The second consequence of British settlement was appropriation of land and water resources. The settlers took the view that Aboriginal Australians were nomads with no concept of land ownership, who could be driven off land wanted for farming or grazing and who would be just as happy somewhere else. In fact the loss of traditional lands, food sources and water resources was often fatal, particularly to communities already weakened by disease. Additionally, Aboriginal Australians groups had a deep spiritual and cultural connection to the land, so that in being forced to move away from traditional areas, cultural and spiritual practices necessary to the cohesion and well-being of the group could not be maintained. Proximity to settlers also brought
venereal disease, to which Aboriginal Australians had no tolerance and which greatly reduced Aboriginal fertility and birthrates. Settlers also brought alcohol, opium and tobacco, and
substance abuse has remained a chronic problem for Aboriginal communities ever since. Entire communities in the moderately fertile southern part of the continent simply vanished without trace, often before European settlers arrived or recorded their existence.
Diseases
Deadly
infectious diseases like smallpox, influenza and
tuberculosis were always major causes of Aboriginal deaths.

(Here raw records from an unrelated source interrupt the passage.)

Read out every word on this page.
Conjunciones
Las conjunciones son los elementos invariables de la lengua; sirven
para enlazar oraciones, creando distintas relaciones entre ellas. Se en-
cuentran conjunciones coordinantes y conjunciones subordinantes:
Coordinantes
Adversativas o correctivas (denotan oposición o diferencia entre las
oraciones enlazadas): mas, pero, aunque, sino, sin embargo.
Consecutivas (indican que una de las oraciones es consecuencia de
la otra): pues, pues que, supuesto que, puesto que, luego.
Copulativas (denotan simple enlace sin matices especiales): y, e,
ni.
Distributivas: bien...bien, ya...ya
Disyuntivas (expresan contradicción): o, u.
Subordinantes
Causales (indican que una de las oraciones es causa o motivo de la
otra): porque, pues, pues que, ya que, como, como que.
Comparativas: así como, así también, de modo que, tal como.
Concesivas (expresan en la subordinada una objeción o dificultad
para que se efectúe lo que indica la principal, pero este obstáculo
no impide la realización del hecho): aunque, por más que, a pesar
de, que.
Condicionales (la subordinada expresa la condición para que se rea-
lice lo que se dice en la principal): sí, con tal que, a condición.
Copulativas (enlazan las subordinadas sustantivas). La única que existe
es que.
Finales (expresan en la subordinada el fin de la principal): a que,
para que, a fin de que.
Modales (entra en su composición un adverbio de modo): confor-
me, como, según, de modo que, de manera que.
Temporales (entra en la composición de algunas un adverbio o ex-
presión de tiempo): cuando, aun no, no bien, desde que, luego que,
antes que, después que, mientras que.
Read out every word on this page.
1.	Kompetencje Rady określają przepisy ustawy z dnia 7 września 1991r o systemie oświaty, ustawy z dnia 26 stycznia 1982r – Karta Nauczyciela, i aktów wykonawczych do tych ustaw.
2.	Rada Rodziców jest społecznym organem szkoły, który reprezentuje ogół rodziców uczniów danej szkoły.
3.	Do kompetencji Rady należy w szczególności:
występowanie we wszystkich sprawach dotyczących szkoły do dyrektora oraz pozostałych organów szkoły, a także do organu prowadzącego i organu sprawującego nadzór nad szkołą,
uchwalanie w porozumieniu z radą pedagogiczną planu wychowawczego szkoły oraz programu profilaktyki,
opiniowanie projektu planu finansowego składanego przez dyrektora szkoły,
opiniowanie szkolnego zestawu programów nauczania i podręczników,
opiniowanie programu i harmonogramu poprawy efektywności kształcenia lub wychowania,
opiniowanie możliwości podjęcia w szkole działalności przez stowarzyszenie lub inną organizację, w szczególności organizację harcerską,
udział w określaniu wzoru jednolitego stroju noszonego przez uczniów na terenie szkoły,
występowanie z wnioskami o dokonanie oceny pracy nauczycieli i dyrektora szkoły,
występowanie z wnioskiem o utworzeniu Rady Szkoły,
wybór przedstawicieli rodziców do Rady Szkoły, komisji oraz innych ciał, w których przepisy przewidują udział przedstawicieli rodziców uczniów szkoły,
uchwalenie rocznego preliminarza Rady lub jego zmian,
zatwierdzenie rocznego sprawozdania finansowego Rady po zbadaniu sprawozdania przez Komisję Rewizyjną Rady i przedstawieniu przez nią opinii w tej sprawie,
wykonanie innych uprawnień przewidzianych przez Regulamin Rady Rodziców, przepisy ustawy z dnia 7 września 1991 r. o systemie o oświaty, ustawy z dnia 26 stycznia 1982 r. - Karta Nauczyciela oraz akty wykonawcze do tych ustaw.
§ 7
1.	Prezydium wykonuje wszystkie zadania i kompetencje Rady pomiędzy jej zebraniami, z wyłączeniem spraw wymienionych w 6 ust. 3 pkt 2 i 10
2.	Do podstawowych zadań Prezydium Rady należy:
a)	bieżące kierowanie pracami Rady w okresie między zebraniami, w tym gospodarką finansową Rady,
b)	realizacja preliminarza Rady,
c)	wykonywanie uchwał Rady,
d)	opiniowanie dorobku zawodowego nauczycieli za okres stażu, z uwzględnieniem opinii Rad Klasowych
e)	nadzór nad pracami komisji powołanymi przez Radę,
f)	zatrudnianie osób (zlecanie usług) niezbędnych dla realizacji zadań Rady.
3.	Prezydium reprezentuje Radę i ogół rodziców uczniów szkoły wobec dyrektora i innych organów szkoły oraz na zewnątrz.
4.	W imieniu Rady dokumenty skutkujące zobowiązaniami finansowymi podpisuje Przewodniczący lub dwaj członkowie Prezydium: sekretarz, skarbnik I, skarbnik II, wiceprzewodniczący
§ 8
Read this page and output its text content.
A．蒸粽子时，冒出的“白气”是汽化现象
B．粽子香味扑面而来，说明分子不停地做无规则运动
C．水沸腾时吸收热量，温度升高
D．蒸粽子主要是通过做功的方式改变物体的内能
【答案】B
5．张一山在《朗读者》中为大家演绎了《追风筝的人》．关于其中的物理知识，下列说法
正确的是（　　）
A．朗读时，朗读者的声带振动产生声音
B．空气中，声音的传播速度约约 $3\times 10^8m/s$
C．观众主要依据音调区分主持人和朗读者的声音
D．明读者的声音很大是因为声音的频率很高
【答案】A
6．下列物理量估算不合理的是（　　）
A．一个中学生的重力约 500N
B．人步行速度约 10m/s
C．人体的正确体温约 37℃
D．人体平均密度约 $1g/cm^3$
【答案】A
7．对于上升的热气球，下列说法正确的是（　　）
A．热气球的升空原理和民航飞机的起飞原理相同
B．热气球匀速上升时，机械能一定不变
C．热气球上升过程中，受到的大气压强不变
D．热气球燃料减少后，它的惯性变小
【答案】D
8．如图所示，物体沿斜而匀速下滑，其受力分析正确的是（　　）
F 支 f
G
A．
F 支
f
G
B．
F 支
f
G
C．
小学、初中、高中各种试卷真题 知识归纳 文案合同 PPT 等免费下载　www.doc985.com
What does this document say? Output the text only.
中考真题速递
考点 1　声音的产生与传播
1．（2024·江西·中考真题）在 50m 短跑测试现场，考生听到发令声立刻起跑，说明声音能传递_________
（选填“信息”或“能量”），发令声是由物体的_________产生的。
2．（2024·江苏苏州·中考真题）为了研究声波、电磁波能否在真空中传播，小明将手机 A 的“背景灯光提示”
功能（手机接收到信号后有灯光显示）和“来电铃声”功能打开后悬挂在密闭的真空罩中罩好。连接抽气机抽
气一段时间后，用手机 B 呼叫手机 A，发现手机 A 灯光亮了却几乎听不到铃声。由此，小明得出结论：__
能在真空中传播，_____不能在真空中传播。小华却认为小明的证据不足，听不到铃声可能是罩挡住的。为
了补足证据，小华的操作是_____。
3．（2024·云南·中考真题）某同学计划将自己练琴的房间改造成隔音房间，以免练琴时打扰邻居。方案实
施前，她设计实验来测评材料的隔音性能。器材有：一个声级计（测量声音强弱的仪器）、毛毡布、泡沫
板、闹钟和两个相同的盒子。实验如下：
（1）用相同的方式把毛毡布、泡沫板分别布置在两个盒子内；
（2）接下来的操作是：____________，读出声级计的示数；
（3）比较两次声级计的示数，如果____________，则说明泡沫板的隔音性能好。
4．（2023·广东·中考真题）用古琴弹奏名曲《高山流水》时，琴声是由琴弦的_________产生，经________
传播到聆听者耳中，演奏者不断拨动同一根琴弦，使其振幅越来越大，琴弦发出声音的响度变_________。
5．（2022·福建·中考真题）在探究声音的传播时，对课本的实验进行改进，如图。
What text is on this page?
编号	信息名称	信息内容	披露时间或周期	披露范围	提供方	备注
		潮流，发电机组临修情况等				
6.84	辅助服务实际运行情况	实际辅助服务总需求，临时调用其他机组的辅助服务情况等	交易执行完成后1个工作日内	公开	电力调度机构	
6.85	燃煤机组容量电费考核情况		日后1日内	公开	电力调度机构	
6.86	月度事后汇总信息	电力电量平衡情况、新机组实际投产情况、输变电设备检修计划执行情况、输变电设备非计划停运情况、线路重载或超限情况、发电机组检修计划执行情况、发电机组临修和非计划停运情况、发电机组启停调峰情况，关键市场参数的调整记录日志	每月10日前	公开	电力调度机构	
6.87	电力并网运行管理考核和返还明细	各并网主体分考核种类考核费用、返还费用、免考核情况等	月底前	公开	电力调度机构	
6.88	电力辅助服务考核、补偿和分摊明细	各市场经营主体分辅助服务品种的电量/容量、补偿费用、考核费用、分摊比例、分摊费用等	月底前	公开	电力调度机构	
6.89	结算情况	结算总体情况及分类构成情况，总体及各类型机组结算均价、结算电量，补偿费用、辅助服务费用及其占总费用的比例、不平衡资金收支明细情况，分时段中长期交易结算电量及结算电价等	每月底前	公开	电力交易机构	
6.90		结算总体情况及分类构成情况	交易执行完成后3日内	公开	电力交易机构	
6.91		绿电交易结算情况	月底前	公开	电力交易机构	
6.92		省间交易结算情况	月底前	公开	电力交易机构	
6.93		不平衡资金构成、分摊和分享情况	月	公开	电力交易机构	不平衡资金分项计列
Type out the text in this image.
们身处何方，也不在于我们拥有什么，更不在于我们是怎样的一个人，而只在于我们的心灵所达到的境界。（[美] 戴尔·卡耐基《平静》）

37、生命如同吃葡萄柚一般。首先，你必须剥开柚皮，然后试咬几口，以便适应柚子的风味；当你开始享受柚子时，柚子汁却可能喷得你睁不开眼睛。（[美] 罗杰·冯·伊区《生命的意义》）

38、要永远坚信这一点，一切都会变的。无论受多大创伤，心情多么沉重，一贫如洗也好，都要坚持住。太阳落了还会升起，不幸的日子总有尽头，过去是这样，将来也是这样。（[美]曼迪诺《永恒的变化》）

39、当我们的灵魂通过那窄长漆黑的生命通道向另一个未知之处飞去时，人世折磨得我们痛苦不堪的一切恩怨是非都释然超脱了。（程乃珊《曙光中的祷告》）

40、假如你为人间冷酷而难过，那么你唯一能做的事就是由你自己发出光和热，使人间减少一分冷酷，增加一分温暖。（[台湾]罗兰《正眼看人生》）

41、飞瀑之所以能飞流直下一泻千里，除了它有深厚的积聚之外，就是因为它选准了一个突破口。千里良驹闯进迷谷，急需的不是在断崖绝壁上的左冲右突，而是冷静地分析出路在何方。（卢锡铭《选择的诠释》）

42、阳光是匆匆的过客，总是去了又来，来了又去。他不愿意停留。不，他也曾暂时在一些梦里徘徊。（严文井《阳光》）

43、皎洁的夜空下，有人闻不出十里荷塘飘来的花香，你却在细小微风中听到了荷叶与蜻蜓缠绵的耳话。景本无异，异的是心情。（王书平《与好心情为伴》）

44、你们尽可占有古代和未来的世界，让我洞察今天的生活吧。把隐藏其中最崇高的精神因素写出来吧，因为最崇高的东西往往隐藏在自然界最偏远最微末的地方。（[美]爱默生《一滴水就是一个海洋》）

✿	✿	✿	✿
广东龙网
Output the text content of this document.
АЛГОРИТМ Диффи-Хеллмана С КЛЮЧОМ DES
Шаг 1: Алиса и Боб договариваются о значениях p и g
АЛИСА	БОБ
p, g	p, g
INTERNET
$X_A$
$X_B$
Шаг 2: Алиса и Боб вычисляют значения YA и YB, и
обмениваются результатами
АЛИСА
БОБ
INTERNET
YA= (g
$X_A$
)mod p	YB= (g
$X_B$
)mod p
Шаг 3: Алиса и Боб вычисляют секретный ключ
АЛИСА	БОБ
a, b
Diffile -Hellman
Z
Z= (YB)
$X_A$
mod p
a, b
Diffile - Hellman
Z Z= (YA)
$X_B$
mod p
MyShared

[36] Smallpox alone killed more than 50% of the Aboriginal population.
[6] In 1789, a disastrous smallpox epidemic broke out, killing up to 70% of the Indigenous people of the Sydney region. Based on information recorded in the journals of some members of the
First Fleet, it has been surmised that the Aborigines of the Sydney region had never encountered the disease before and lacked immunity to it. Unable to understand or counter the sickness, they often fled, leaving the sick with some food and water to fend for themselves. As the clans fled, the epidemic spread further along the coast and into the hinterland. This had a disastrous effect on Aboriginal society; with many of the productive
hunters and gatherers dead, those who survived the initial outbreak began to starve.
Lieutenant
William Bradley recorded the first indications of the severity of the disaster that had struck the Aboriginal population of Sydney when he described his shock at the small number of them to be seen on the harbour and its shores compared with previous times. The British had not seen smallpox in anyone among themselves before the outbreak. Although there were fears about the health of some of the convicts on the First Fleet, these were subsequently dismissed by Surgeon-General John White who believed they were suffering from "slight inflammatory complaints".
[37] The origin of the smallpox epidemic is controversial, and it has been speculated that the surgeons on board the First Fleet brought vials of smallpox matter and either accidentally or intentionally released it as a "
biological weapon".
[38] In 2014, writing in
Journal of Australian Studies, Christopher Warren concluded that British marines were most likely to have spread smallpox, possibly without informing Governor Phillip but conceded in his conclusion that "today's evidence only provides for a balancing of probabilities and this is all that can be attempted."